03 - ETL with SparkSQL and Python

Querying Files

Direct File Querying

Query files directly using SQL.

SELECT * FROM 'csv:/path/to/file.csv';
SELECT * FROM CSV. 'dbfs:/location/csv_files/'
  • External Files and Raw Content: Create tables with CSV source
CREATE TABLE my_table
USING CSV
OPTIONS (path '/path/to/file.csv');
  • External Source Configuration:
    • Use CTAS for Delta/Lake tables.
CREATE TABLE delta_table
AS SELECT * FROM source_table;
  • Limitation: CTAS doesn’t support custom schemas.

CTAS - Registering Tables on External Data Sources

  • Create Table Syntax:
    CREATE TABLE table_name (col_name1 col_type1, ...)
    USING data_source
    OPTIONS (path 'location');
    
  • Automatically infer schema information from query results
  • Do Not support manual schema declaration.
  • Useful for external data ingestion with well-defined schema
  • Data Sync Limitation:

    • Data may not sync with storage; Delta tables ensure consistency.
  • Alternative Options:

    • Use temporary views and Delta/Lake tables.
    CREATE TEMP VIEW temp_view AS
    SELECT * FROM source_table;
    

Writing to Tables

Create or Replace Table

Completely overwrites the table each time.

CREATE OR REPLACE TABLE my_table AS
SELECT * FROM source_table;

Insert Overwrite Table

Replaces existing data with new data.

INSERT OVERWRITE TABLE my_table
SELECT * FROM new_data;

Merge Operation

Performs inserts, updates, and deletes in a single transaction.

CREATE OR REPLACE TEMP VIEW Customer_updates AS
SELECT * FROM json.`${dataset}/Customer-json-needs`;

MERGE INTO Customer C
USING Customer_updates U
ON C.customer_id = U.customer_id
WHEN MATCHED AND C.email IS NULL AND U.email IS NOT NULL THEN
  UPDATE SET email = U.email, updated = U.updated
WHEN NOT MATCHED THEN INSERT *

alt text

Advanced Transformation

  • Parsing JSON Objects with Struct Types: Convert the JSON string to structured data type based on the schema definition for the JSON
    SELECT from_json(profile, 'STRUCT<name: STRING, age: INT, email: STRING>') AS profile_struct
    FROM customers;
    
    • Use dot (.) notation for struct types.
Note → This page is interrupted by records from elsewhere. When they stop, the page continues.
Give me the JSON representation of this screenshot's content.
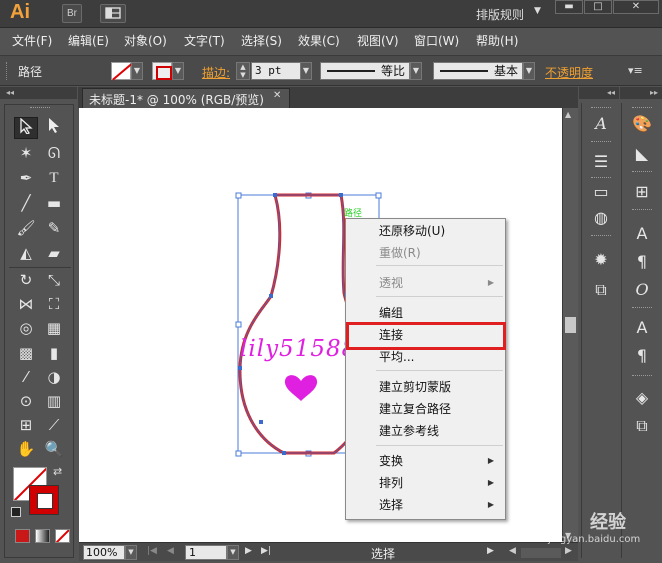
{
  "app": {
    "logo": "Ai",
    "bridge_label": "Br",
    "workspace": "排版规则"
  },
  "menu": [
    "文件(F)",
    "编辑(E)",
    "对象(O)",
    "文字(T)",
    "选择(S)",
    "效果(C)",
    "视图(V)",
    "窗口(W)",
    "帮助(H)"
  ],
  "control_bar": {
    "selection_label": "路径",
    "stroke_link": "描边:",
    "stroke_weight": "3 pt",
    "profile_1": "等比",
    "profile_2": "基本",
    "opacity_link": "不透明度",
    "stroke_color": "#d00000"
  },
  "document": {
    "tab_title": "未标题-1* @ 100% (RGB/预览)",
    "path_hint": "路径",
    "artwork_text": "lily51588",
    "accent_color": "#e020e0"
  },
  "context_menu": {
    "items": [
      {
        "label": "还原移动(U)",
        "disabled": false,
        "submenu": false
      },
      {
        "label": "重做(R)",
        "disabled": true,
        "submenu": false
      },
      {
        "label": "透视",
        "disabled": true,
        "submenu": true
      },
      {
        "label": "编组",
        "disabled": false,
        "submenu": false
      },
      {
        "label": "连接",
        "disabled": false,
        "submenu": false,
        "highlighted": true
      },
      {
        "label": "平均...",
        "disabled": false,
        "submenu": false
      },
      {
        "label": "建立剪切蒙版",
        "disabled": false,
        "submenu": false
      },
      {
        "label": "建立复合路径",
        "disabled": false,
        "submenu": false
      },
      {
        "label": "建立参考线",
        "disabled": false,
        "submenu": false
      },
      {
        "label": "变换",
        "disabled": false,
        "submenu": true
      },
      {
        "label": "排列",
        "disabled": false,
        "submenu": true
      },
      {
        "label": "选择",
        "disabled": false,
        "submenu": true
      }
    ]
  },
  "status_bar": {
    "zoom": "100%",
    "page": "1",
    "status": "选择"
  },
  "watermark": {
    "brand": "Bai",
    "brand_cn": "经验",
    "url": "jingyan.baidu.com"
  }
}
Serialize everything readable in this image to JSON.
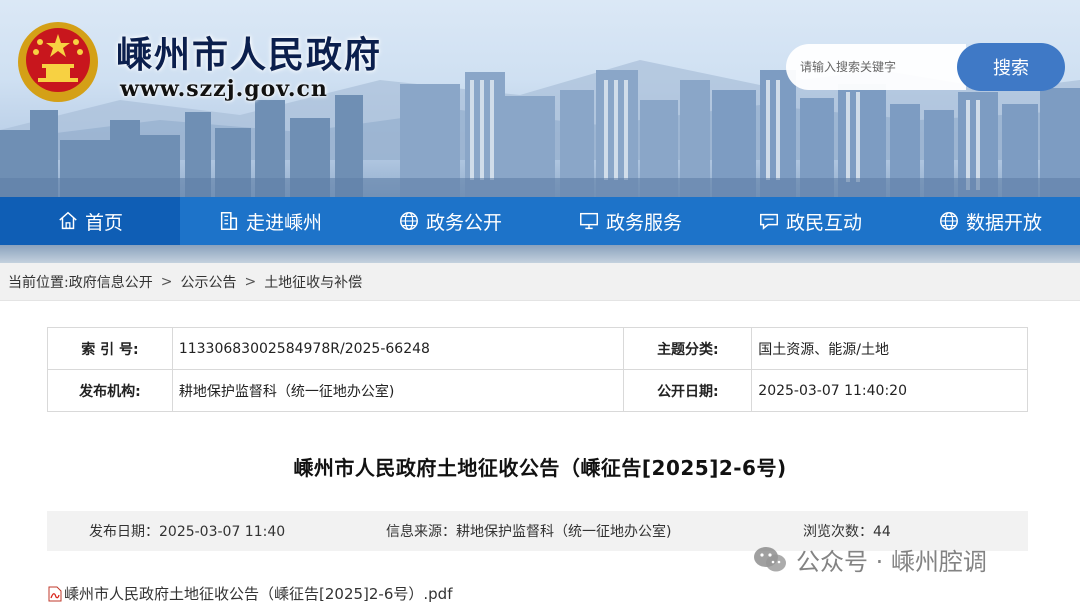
{
  "header": {
    "site_title": "嵊州市人民政府",
    "site_url": "www.szzj.gov.cn",
    "emblem_icon": "national-emblem-icon"
  },
  "search": {
    "placeholder": "请输入搜索关键字",
    "button_label": "搜索"
  },
  "nav": {
    "items": [
      {
        "label": "首页",
        "icon": "home-icon"
      },
      {
        "label": "走进嵊州",
        "icon": "building-icon"
      },
      {
        "label": "政务公开",
        "icon": "globe-icon"
      },
      {
        "label": "政务服务",
        "icon": "monitor-icon"
      },
      {
        "label": "政民互动",
        "icon": "chat-icon"
      },
      {
        "label": "数据开放",
        "icon": "globe-icon"
      }
    ],
    "active_index": 0
  },
  "breadcrumb": {
    "prefix": "当前位置:",
    "items": [
      "政府信息公开",
      "公示公告",
      "土地征收与补偿"
    ],
    "separator": ">"
  },
  "meta": {
    "index_label": "索 引 号:",
    "index_value": "11330683002584978R/2025-66248",
    "category_label": "主题分类:",
    "category_value": "国土资源、能源/土地",
    "publisher_label": "发布机构:",
    "publisher_value": "耕地保护监督科（统一征地办公室)",
    "date_label": "公开日期:",
    "date_value": "2025-03-07 11:40:20"
  },
  "article": {
    "title": "嵊州市人民政府土地征收公告（嵊征告[2025]2-6号)",
    "publish_date": "发布日期：2025-03-07 11:40",
    "source": "信息来源：耕地保护监督科（统一征地办公室)",
    "views": "浏览次数：44",
    "attachment": "嵊州市人民政府土地征收公告（嵊征告[2025]2-6号）.pdf"
  },
  "watermark": {
    "text": "公众号 · 嵊州腔调",
    "icon": "wechat-icon"
  },
  "colors": {
    "nav_bg": "#1d73c9",
    "nav_active": "#0f5eb5",
    "search_button": "#3f79c6",
    "title_text": "#0b1f4d"
  }
}
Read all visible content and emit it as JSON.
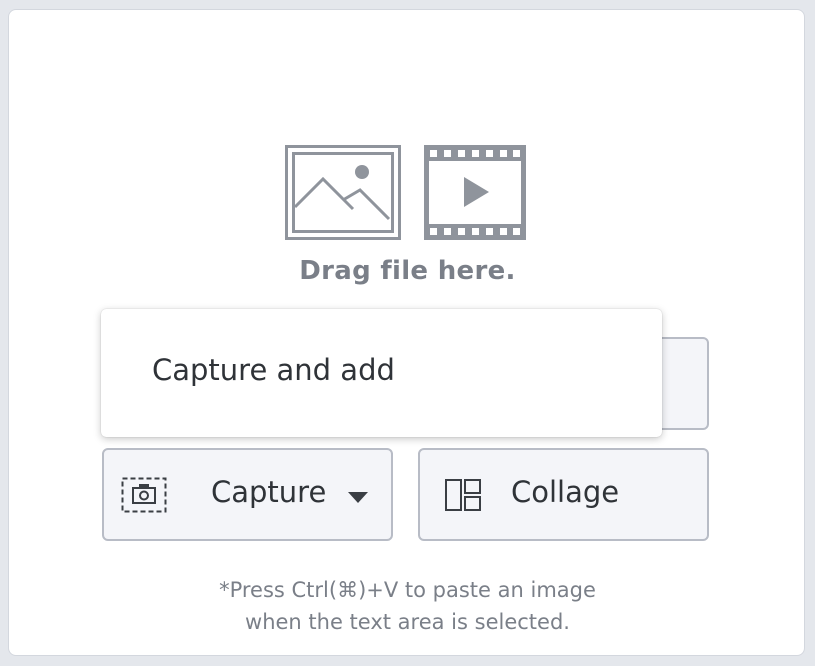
{
  "dropzone": {
    "drag_text": "Drag file here.",
    "icons": [
      "image-icon",
      "video-icon"
    ]
  },
  "buttons": {
    "capture_label": "Capture",
    "collage_label": "Collage"
  },
  "capture_menu": {
    "items": [
      {
        "label": "Capture and add"
      }
    ]
  },
  "hint": {
    "line1": "*Press Ctrl(⌘)+V to paste an image",
    "line2": "when the text area is selected."
  },
  "colors": {
    "icon_gray": "#8f949c",
    "text_gray": "#7a7f88",
    "button_bg": "#f4f5f9",
    "button_border": "#b8bcc6"
  }
}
explode: This function is used to transform an array or map into multiple rows, allowing for detailed analysis of individual elements. In Databricks Spark SQL, you use it with LATERAL VIEW.

collect_set: This function aggregates distinct elements into a set, providing a list of unique values for each group. It’s useful for eliminating duplicates and summarizing data.

  • Operations:
    • UNION Operation:
      SELECT * FROM table1
      UNION
      SELECT * FROM table2;
      
    • PIVOT:
      SELECT * FROM (
        SELECT column1, column2 FROM table
      ) PIVOT (
        SUM(column2) FOR column1 IN ('value1', 'value2')
      );
      

Higher Order Functions

  • Description:
    • Manipulate hierarchical data like arrays and maps.
    • Functions: FILTER, TRANSFORM
    SELECT TRANSFORM(array_column, x -> x + 1) FROM table;
    

User Defined Functions (UDFs)

  • Extend functionality and leverage Spark optimization.
from pyspark.sql.functions import udf
from pyspark.sql.types import IntegerType

def add_one(x):
    return x + 1

add_one_udf = udf(add_one, IntegerType())
df.withColumn('new_column', add_one_udf(df['column']))

Upsert

  • Syntax:
    • Combines INSERT and UPDATE operations.
    MERGE INTO target_table
    USING source_table
    ON target_table.id = source_table.id
    WHEN MATCHED THEN
      UPDATE SET target_table.value = source_table.value
    WHEN NOT MATCHED THEN
      INSERT (id, value) VALUES (source_table.id, source_table.value);
    

These detailed notes and examples cover essential concepts in Spark SQL and the ETL process, focusing on table management, data transformation, and advanced functions, crucial for the Databricks Certified Data Engineer Associate exam.